As Stetko’s investigation uncovers the identity, and shady motives of the deceased, a trio of men falls in as key players. Columbus Short is a helpful pilot, Alex O’Loughlin is an enigmatic Australian transplant and there’s a secretive United Nations liaison who’s just dropped by (played by Gabriel Macht, who sounds as if he overdubbed all his lines into a poorly miked Folgers can). And, yes, it will tie back to the plane crash.

The U.S. Marshal Service might have a defamation case against Whiteout, given that its portrayal of said officers ranges from corrupt to moronic to the point of lunacy. Essentially, Whiteout suggests that if you can figure it out, you’ll probably qualify. Expect an influx of applications, then.

As Stetko, Beckinsale doesn’t seem particularly tough, authoritative or knowledgeable, and her performance calls her out as unrepentantly lazy. She’s so electrifying in Nothing But the Truth that it’s clear a good director can get a rise from her. Here, she’s a pathetically blank slate — wispy even when her frostbitten fingers are fixed to freezing metal.

Better actresses than Beckinsale couldn’t sell a flailing flashback line like, “Ever since I saw Weiss’s body, it’s been like 85 degrees and 80-percent humidity.” Morose and disengaged, Beckinsale musters up all the facial expressions of a coma patient — a vacant cross between Nicole Kidman and Mary Louise Parker relegated to damsel status during the final brawl.

Director Dominic Sena (Swordfish) does little to visually distract from the rampant idiocy.
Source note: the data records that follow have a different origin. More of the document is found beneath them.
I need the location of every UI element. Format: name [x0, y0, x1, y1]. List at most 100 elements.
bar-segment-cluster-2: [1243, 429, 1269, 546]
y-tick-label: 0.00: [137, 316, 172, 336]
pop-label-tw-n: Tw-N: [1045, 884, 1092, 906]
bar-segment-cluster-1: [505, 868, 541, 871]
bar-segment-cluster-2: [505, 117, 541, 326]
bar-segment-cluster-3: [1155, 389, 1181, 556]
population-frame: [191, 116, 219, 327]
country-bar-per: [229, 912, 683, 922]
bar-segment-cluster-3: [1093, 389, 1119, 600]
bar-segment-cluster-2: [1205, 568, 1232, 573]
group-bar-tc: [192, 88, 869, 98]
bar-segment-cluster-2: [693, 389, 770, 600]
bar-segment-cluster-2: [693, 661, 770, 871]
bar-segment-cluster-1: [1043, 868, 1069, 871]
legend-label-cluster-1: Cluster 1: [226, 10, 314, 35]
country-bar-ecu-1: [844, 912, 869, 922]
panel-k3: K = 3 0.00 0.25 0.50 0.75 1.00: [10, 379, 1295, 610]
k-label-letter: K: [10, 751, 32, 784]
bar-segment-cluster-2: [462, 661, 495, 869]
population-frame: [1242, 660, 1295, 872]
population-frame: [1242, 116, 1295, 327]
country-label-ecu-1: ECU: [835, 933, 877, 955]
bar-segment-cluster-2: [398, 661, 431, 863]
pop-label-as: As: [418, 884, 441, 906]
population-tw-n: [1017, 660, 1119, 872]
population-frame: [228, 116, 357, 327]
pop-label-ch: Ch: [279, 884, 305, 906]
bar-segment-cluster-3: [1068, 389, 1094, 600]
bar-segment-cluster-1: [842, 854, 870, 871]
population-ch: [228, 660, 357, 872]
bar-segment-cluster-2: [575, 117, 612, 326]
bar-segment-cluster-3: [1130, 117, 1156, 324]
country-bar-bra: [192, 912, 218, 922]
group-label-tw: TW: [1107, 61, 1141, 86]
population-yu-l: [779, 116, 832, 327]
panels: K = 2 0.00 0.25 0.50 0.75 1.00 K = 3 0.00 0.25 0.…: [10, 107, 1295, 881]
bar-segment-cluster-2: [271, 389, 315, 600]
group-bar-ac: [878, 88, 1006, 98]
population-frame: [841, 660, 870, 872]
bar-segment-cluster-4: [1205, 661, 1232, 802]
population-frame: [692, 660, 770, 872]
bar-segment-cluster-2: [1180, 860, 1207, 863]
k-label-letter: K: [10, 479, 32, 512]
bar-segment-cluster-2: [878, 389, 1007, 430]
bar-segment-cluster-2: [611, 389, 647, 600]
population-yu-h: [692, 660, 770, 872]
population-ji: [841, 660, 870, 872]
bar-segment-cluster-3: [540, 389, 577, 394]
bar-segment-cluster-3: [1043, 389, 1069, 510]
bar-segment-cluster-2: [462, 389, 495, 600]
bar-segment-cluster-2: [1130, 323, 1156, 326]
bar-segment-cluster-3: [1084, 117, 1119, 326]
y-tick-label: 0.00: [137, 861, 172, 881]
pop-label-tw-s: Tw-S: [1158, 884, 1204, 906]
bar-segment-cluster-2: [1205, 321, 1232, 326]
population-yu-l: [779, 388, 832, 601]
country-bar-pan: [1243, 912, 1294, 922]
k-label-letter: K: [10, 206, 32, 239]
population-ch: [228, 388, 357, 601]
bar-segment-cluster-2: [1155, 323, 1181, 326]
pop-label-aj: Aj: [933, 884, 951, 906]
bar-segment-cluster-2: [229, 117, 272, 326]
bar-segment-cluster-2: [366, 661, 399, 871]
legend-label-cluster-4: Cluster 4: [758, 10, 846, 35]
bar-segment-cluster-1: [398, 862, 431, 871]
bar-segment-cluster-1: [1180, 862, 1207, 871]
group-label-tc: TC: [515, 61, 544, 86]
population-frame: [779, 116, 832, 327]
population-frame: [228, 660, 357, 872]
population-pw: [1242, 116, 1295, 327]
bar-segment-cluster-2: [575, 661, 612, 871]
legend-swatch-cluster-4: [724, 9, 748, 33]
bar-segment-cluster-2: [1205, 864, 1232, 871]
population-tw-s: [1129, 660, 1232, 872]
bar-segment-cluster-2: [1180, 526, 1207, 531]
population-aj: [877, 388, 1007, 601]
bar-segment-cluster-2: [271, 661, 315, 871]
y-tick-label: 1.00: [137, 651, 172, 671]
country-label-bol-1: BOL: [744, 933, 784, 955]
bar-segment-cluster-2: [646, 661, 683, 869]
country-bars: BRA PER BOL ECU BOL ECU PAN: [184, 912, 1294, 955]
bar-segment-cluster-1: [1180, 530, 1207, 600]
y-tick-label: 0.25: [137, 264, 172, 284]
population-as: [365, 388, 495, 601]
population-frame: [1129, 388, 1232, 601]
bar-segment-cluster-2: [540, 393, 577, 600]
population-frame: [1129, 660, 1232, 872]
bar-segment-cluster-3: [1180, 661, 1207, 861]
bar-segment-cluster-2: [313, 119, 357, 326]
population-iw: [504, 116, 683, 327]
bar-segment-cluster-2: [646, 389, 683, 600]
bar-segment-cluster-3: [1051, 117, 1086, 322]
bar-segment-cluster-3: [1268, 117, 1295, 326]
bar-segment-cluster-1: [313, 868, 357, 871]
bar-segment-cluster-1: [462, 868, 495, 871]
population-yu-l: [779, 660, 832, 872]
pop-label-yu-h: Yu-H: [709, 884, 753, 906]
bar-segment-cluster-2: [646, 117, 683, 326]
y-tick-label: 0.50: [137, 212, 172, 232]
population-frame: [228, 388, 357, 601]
How many shots of freeze-burned bodies or planes skimming Antarctic mountains can one movie contain? Scenes on the tundra are kept to a minimum, as there’s no need to trot out that chintzy green-screen effect any more than necessary. And “action” scenes consist of two people trudging slowly with the aid of guide rope.

John Frizzell’s frenetic score futilely scrambles to bring fortitude to the proceedings. But Whiteout’s hack-and-slash sensibility just turns it into Scream: Antarctica, and the anticlimactic ending throws in a last-ditch switcheroo for no reason.

Comparatively, 30 Days of Night and Christopher Nolan’s Insomnia remake are chilly-climate masterpieces, and John Carpenter’s The Thing remains the perfect icebound chiller. There are beer coolers that will induce more shivers than Whiteout.